More Patients Join Toxic Mold Lawsuit Against Seattle Children’s Hospital
Written by AskTheLawyers.com™
15 patients have joined a class action lawsuit filed in December 2019 over the presence of Aspergillus mold in their air-handling system; this mold allegedly led to worsened conditions and even death for approximately 20 minor patients.
Aspergillus mold is considered particularly dangerous for people with weakened immune systems.
While aspergillus mold is not typically considered a dire threat, for someone with an existing condition like asthma or mold allergies, or for people with weakened immune systems like patients and especially young children receiving medical treatment, the consequences can be severe and even fatal. Invasive aspergillosis may occur in patients receiving chemotherapy, bone marrow transplant, or another immune disease.
The infection typically travels from the lungs to the brain and elsewhere in the body, and can be fatal. Signs of aspergillus exposure may include wheezing, shortness of breath, coughing up blood, chest pain, and even skin lesions.
The lawsuit alleges that Seattle Children’s Hospital knowingly concealed the aspergillus problem in their air-handling system.
This problem allegedly put patients at particular risk of exposure during surgery, where the mold was able to enter through the air system and attach itself to whatever organ was exposed, including the brain, heart, lungs, etc. The lawsuit further alleges that the hospital was aware of this problem as early as the year 2000, and yet actively concealed the problem to protect itself from liability. Since then, at least seven patients have died from contracting an aspergillus infection, and many more have suffered health complications.
Hospitals, housing providers, and even property managers are all required to adhere to certain standards of care for their patients and residents.
Mold is a common topic in liability claims against one primary party responsible for the care of many others. While housing environments are a common setting for mold lawsuits to arise, hospitals have a particular responsibility to protect their already immune-compromised patients from anything that could cause an infection or worsened injury. The fact that this mold was officially detected as far back as the early 2000s and yet the mold problem remained and continued to cause the injury and even death of child patients certainly seems to expose the hospital to significant liability. The doctors and staff working in the hospital have claimed they were unaware of the mold problem, shifting the responsibility back onto the hospital as an administration responsible for ensuring reasonably safe conditions.

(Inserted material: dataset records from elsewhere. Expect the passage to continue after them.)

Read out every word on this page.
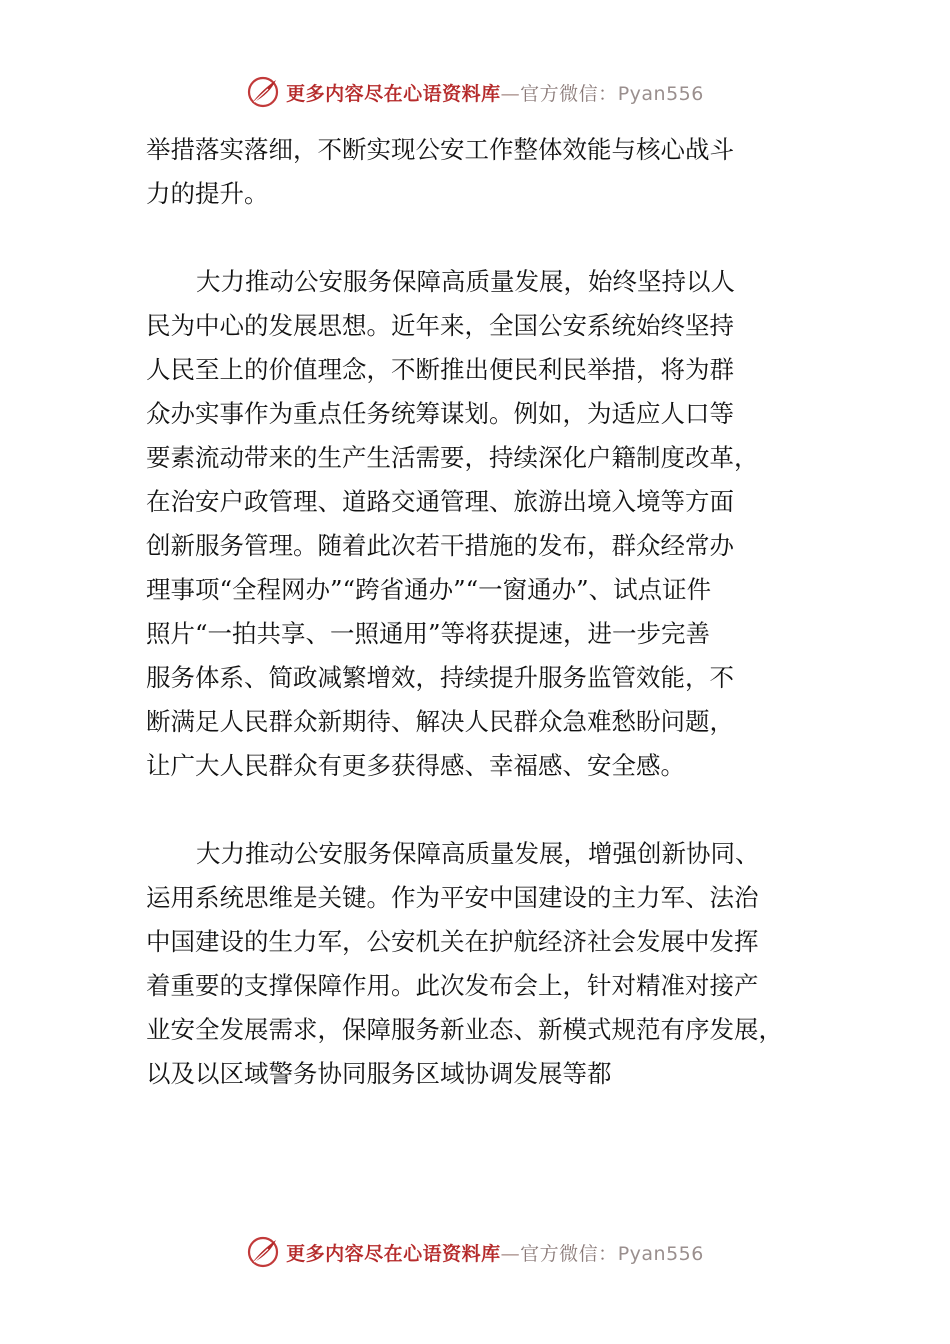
更多内容尽在心语资料库—官方微信：Pyan556

举措落实落细，不断实现公安工作整体效能与核心战斗
力的提升。

大力推动公安服务保障高质量发展，始终坚持以人
民为中心的发展思想。近年来，全国公安系统始终坚持
人民至上的价值理念，不断推出便民利民举措，将为群
众办实事作为重点任务统筹谋划。例如，为适应人口等
要素流动带来的生产生活需要，持续深化户籍制度改革，
在治安户政管理、道路交通管理、旅游出境入境等方面
创新服务管理。随着此次若干措施的发布，群众经常办
理事项“全程网办”“跨省通办”“一窗通办”、试点证件
照片“一拍共享、一照通用”等将获提速，进一步完善
服务体系、简政减繁增效，持续提升服务监管效能，不
断满足人民群众新期待、解决人民群众急难愁盼问题，
让广大人民群众有更多获得感、幸福感、安全感。

大力推动公安服务保障高质量发展，增强创新协同、
运用系统思维是关键。作为平安中国建设的主力军、法治
中国建设的生力军，公安机关在护航经济社会发展中发挥
着重要的支撑保障作用。此次发布会上，针对精准对接产
业安全发展需求，保障服务新业态、新模式规范有序发展，
以及以区域警务协同服务区域协调发展等都

更多内容尽在心语资料库—官方微信：Pyan556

Plaintiffs are seeking a variety of damages for their mold injuries.
It’s important to note that the families involved in this lawsuit were required to pursue additional medical care on top of the already costly procedures the children first came to the hospital for. Medical bills, wages lost during the time parents had to take off work, and pain and suffering are just a few of the damages the families in this lawsuit will likely present evidence for in court.
Additionally, for the families whose children died as a result of the mold exposure, they may pursue additional damages including funeral costs and wrongful death compensation. A breach of duty of care is serious under any circumstance but can be particularly catastrophic when performed by a medical facility on which patients rely for vital treatments.